If you were a gay guy in the 1970s, New York’s Continental Baths was your paradise. That uninhibited mixture of a health club, nightclub and sex club offered entertainment at every imaginable level.

Or at least that’s what the establishment’s reputation insisted. The return of the long-unseen 1975 indie “Saturday Night at the Baths” shows the Continental Baths as being something of a tacky bore. For an establishment celebrated for its showmanship (Bette Midler gained her first level of stardom for her raucous performances on its stage), the Continental Baths of this movie is like a gay equivalent of “The Gong Show”: clumsy interpretative dance performed by men in tight white underwear, flatfooted cabaret ripping off the Bob Fosse stylebook (complete with the derby headgear), an anemic female pop crooner, and third rate drag queens miming to the music of Carmen Miranda, Diana Ross, Shirley Bassey and (no surprise) Judy Garland. That’s entertainment?

While the Continental Baths seem as giddy a cold bath with Mr. Bubble, “Saturday Night at the Baths” is actually a strange discovery. Although it is a wobbly endeavor which often wallows in the stereotypes it supposedly deplored, it earns points for acting as an advocate for gay tolerance, which was no mean feat for 1975.

The focus of the story is the blonde young Montana studmuffin Michael, who is trying to get work as a pianist in New York. For someone who is barely working, Michael seems to be doing okay: he has an uncommonly large apartment and a photographer girlfriend who thinks it’s funny that he’s auditioning for the job as pianist in the Continental Baths’ Saturday revue. Michael gets the job and the venue’s manager, Scotti, gets the hots for Michael.

For a while, there is a strange triangle with Michael very much in love with his girlfriend and Scotti tagging along as their new gay best friend. Michael, more from rank stupidity than deliberate cruelty, makes comments about Scotti’s sexuality that creates friction both with his gay pal and his gal pal (she’s very liberal minded, after all). Michael isn’t a bad guy, though – his crassness is explained away from a stint with the butch flyboys of the U.S. Air Force – and Scotti actually appreciates him. Though perhaps Scotti appreciates Michael a bit too much.

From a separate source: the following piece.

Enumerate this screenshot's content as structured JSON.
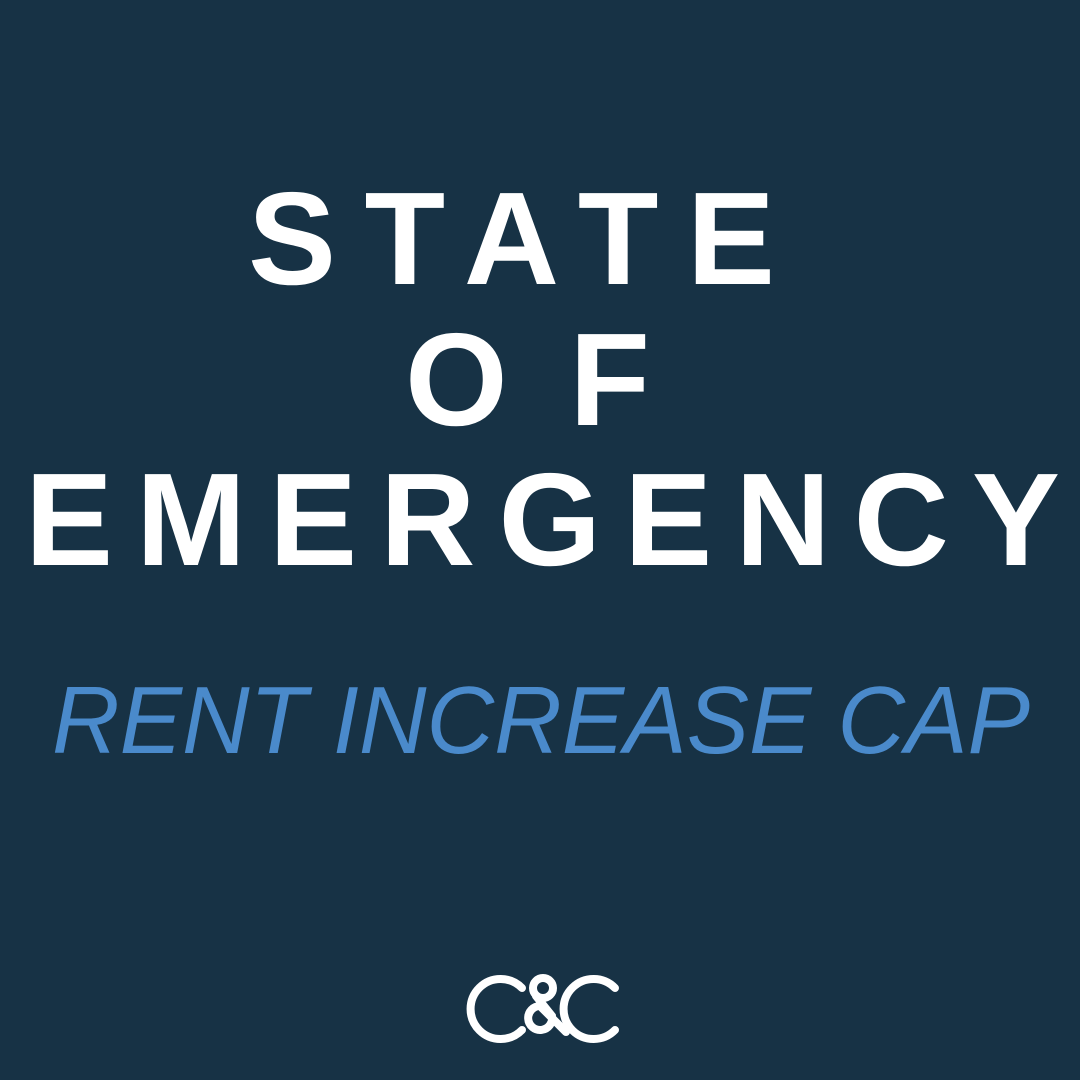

It is fairly obvious where “Saturday Night at the Baths” is going to wind up, although to its credit it doesn’t offer a neat polishing of the bisexual love triangle’s rough edges. If the acting is earnest-bordering-on-flat (unknowns Robert Aberdeen as Michael, Don Scotti as Scotti and Ellen Sheppard as the eventual odd-woman-out), then the screenplay by Franklin Khadouri and director David Buckley tries to avoid the obvious by giving the characters surprisingly rich dimensions that complicate the harsh emotions they are feeling.

While the film champions homosexuality as just as normal as heterosexuality, it pulls its punches in not actually showing the all-male fun. There’s plenty of talk about gay love, but there are only two very brief shots of the boy-on-boy play: a shower rendezvous with two men embracing amidst a soapy lather and a quick kiss where the camera is a good half-block removed from the action. Oddly enough, a hetero erotic session with Michael and his girlfriend is very graphic and seemingly endless.

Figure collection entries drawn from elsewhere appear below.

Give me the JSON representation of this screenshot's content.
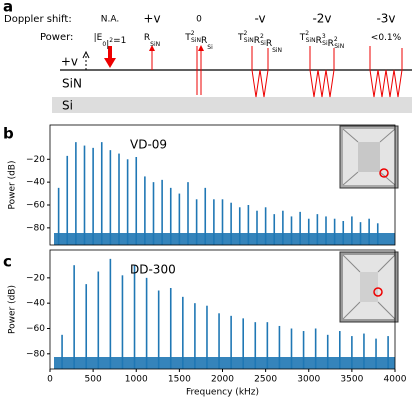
{
  "panel_labels": [
    "a",
    "b",
    "c"
  ],
  "diagram": {
    "shift_label": "Doppler shift:",
    "power_label": "Power:",
    "velocity_label": "+v",
    "layer_top": "SiN",
    "layer_bottom": "Si",
    "columns": [
      {
        "shift": "N.A.",
        "power": [
          {
            "text": "|E",
            "sub": "0"
          },
          {
            "text": "|",
            "sup": "2"
          },
          {
            "text": "=1"
          }
        ]
      },
      {
        "shift": "+v",
        "power": [
          {
            "text": "R",
            "sub": "SiN"
          }
        ]
      },
      {
        "shift": "0",
        "power": [
          {
            "text": "T",
            "sup": "2",
            "sub": "SiN"
          },
          {
            "text": "R",
            "sub": "Si"
          }
        ]
      },
      {
        "shift": "-v",
        "power": [
          {
            "text": "T",
            "sup": "2",
            "sub": "SiN"
          },
          {
            "text": "R",
            "sup": "2",
            "sub": "Si"
          },
          {
            "text": "R",
            "sub": "SiN"
          }
        ]
      },
      {
        "shift": "-2v",
        "power": [
          {
            "text": "T",
            "sup": "2",
            "sub": "SiN"
          },
          {
            "text": "R",
            "sup": "3",
            "sub": "Si"
          },
          {
            "text": "R",
            "sup": "2",
            "sub": "SiN"
          }
        ]
      },
      {
        "shift": "-3v",
        "power": [
          {
            "text": "<0.1%"
          }
        ]
      }
    ]
  },
  "chart_data": [
    {
      "type": "stem",
      "title": "VD-09",
      "ylabel": "Power (dB)",
      "color": "#1f77b4",
      "xlim": [
        0,
        4000
      ],
      "ylim": [
        -95,
        10
      ],
      "yticks": [
        {
          "value": -80,
          "label": "−80"
        },
        {
          "value": -60,
          "label": "−60"
        },
        {
          "value": -40,
          "label": "−40"
        },
        {
          "value": -20,
          "label": "−20"
        }
      ],
      "x": [
        100,
        200,
        300,
        400,
        500,
        600,
        700,
        800,
        900,
        1000,
        1100,
        1200,
        1300,
        1400,
        1500,
        1600,
        1700,
        1800,
        1900,
        2000,
        2100,
        2200,
        2300,
        2400,
        2500,
        2600,
        2700,
        2800,
        2900,
        3000,
        3100,
        3200,
        3300,
        3400,
        3500,
        3600,
        3700,
        3800
      ],
      "values": [
        -45,
        -17,
        -5,
        -8,
        -10,
        -5,
        -12,
        -15,
        -20,
        -18,
        -35,
        -40,
        -38,
        -45,
        -50,
        -40,
        -55,
        -45,
        -55,
        -55,
        -58,
        -62,
        -60,
        -65,
        -62,
        -68,
        -65,
        -70,
        -66,
        -72,
        -68,
        -70,
        -72,
        -74,
        -70,
        -75,
        -72,
        -76
      ]
    },
    {
      "type": "stem",
      "title": "DD-300",
      "ylabel": "Power (dB)",
      "xlabel": "Frequency (kHz)",
      "color": "#1f77b4",
      "xlim": [
        0,
        4000
      ],
      "ylim": [
        -92,
        2
      ],
      "xticks": [
        0,
        500,
        1000,
        1500,
        2000,
        2500,
        3000,
        3500,
        4000
      ],
      "yticks": [
        {
          "value": -80,
          "label": "−80"
        },
        {
          "value": -60,
          "label": "−60"
        },
        {
          "value": -40,
          "label": "−40"
        },
        {
          "value": -20,
          "label": "−20"
        }
      ],
      "x": [
        140,
        280,
        420,
        560,
        700,
        840,
        980,
        1120,
        1260,
        1400,
        1540,
        1680,
        1820,
        1960,
        2100,
        2240,
        2380,
        2520,
        2660,
        2800,
        2940,
        3080,
        3220,
        3360,
        3500,
        3640,
        3780,
        3920
      ],
      "values": [
        -65,
        -10,
        -25,
        -15,
        -5,
        -18,
        -10,
        -20,
        -30,
        -28,
        -35,
        -40,
        -42,
        -48,
        -50,
        -52,
        -55,
        -55,
        -58,
        -60,
        -62,
        -60,
        -65,
        -62,
        -66,
        -64,
        -68,
        -66
      ]
    }
  ]
}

Sadly, the film also indulges in some queer camping that was probably old-fashioned in 1975. The Continental Baths inexplicably fields a sandlot football team to challenge a straight guy’s team for a Central Park match. Needless to say, the Baths boys can barely keep their hands off the straight guys and their tackles go on a little too long and strong. There is also an art gallery sequence where the exhibition is nothing but photos of beefy bodybuilders in full flex glory (Bruce Weber shot those stills). The gay men at the exhibit, of course, go ga-ga for the beefcake display; a couple of lesbians milling about the event aren’t the least bit impressed.

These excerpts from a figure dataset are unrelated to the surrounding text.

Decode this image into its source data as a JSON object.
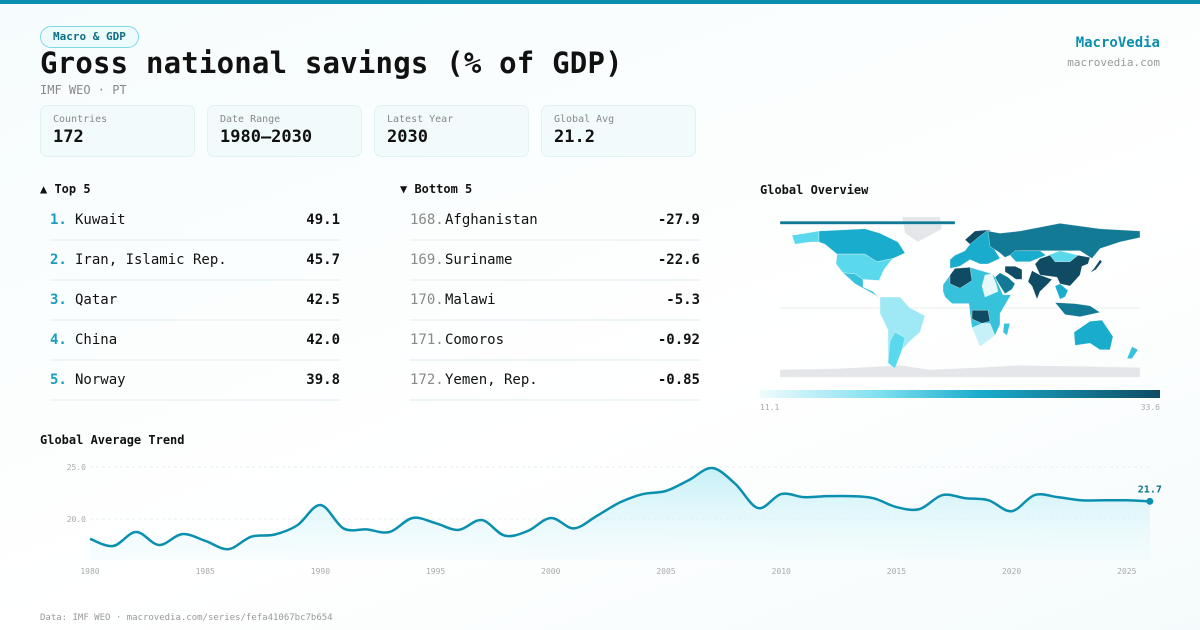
{
  "header": {
    "tag": "Macro & GDP",
    "title": "Gross national savings (% of GDP)",
    "subtitle": "IMF WEO · PT",
    "brand": "MacroVedia",
    "brand_url": "macrovedia.com"
  },
  "stats": [
    {
      "label": "Countries",
      "value": "172"
    },
    {
      "label": "Date Range",
      "value": "1980–2030"
    },
    {
      "label": "Latest Year",
      "value": "2030"
    },
    {
      "label": "Global Avg",
      "value": "21.2"
    }
  ],
  "top": {
    "heading": "▲ Top 5",
    "items": [
      {
        "rank": "1.",
        "name": "Kuwait",
        "value": "49.1"
      },
      {
        "rank": "2.",
        "name": "Iran, Islamic Rep.",
        "value": "45.7"
      },
      {
        "rank": "3.",
        "name": "Qatar",
        "value": "42.5"
      },
      {
        "rank": "4.",
        "name": "China",
        "value": "42.0"
      },
      {
        "rank": "5.",
        "name": "Norway",
        "value": "39.8"
      }
    ]
  },
  "bottom": {
    "heading": "▼ Bottom 5",
    "items": [
      {
        "rank": "168.",
        "name": "Afghanistan",
        "value": "-27.9"
      },
      {
        "rank": "169.",
        "name": "Suriname",
        "value": "-22.6"
      },
      {
        "rank": "170.",
        "name": "Malawi",
        "value": "-5.3"
      },
      {
        "rank": "171.",
        "name": "Comoros",
        "value": "-0.92"
      },
      {
        "rank": "172.",
        "name": "Yemen, Rep.",
        "value": "-0.85"
      }
    ]
  },
  "map": {
    "heading": "Global Overview",
    "legend_min": "11.1",
    "legend_max": "33.6",
    "colors": {
      "low": "#f0fbfd",
      "mid": "#1aaccc",
      "high": "#0f4c64",
      "nodata": "#e4e6ea"
    }
  },
  "chart_data": {
    "type": "area",
    "title": "Global Average Trend",
    "xlabel": "",
    "ylabel": "",
    "x": [
      1980,
      1981,
      1982,
      1983,
      1984,
      1985,
      1986,
      1987,
      1988,
      1989,
      1990,
      1991,
      1992,
      1993,
      1994,
      1995,
      1996,
      1997,
      1998,
      1999,
      2000,
      2001,
      2002,
      2003,
      2004,
      2005,
      2006,
      2007,
      2008,
      2009,
      2010,
      2011,
      2012,
      2013,
      2014,
      2015,
      2016,
      2017,
      2018,
      2019,
      2020,
      2021,
      2022,
      2023,
      2024,
      2025,
      2026
    ],
    "values": [
      18.1,
      17.4,
      18.75,
      17.5,
      18.55,
      17.9,
      17.1,
      18.3,
      18.5,
      19.4,
      21.35,
      19.1,
      19.0,
      18.75,
      20.1,
      19.6,
      18.95,
      19.9,
      18.4,
      18.85,
      20.1,
      19.1,
      20.3,
      21.6,
      22.4,
      22.7,
      23.75,
      24.9,
      23.4,
      21.05,
      22.4,
      22.1,
      22.2,
      22.2,
      22.0,
      21.15,
      20.95,
      22.3,
      22.0,
      21.8,
      20.75,
      22.3,
      22.1,
      21.8,
      21.8,
      21.8,
      21.7
    ],
    "y_ticks": [
      "20.0",
      "25.0"
    ],
    "x_ticks": [
      "1980",
      "1985",
      "1990",
      "1995",
      "2000",
      "2005",
      "2010",
      "2015",
      "2020",
      "2025"
    ],
    "last_label": "21.7",
    "grid": true,
    "color": "#0b8fae"
  },
  "footer": "Data: IMF WEO · macrovedia.com/series/fefa41067bc7b654"
}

Only a single print of “Saturday Night at the Baths” exists, and it is not in the best shape (the colors are faded and the picture is sometimes scratchy and splicey). The fact this rarity was rescued and brought to DVD is worth cheering about (kudos to the Jenni Olson LGBT Film Archive for preserving the print). Still, it is a shame the film is just a curio and not a once-lost classic.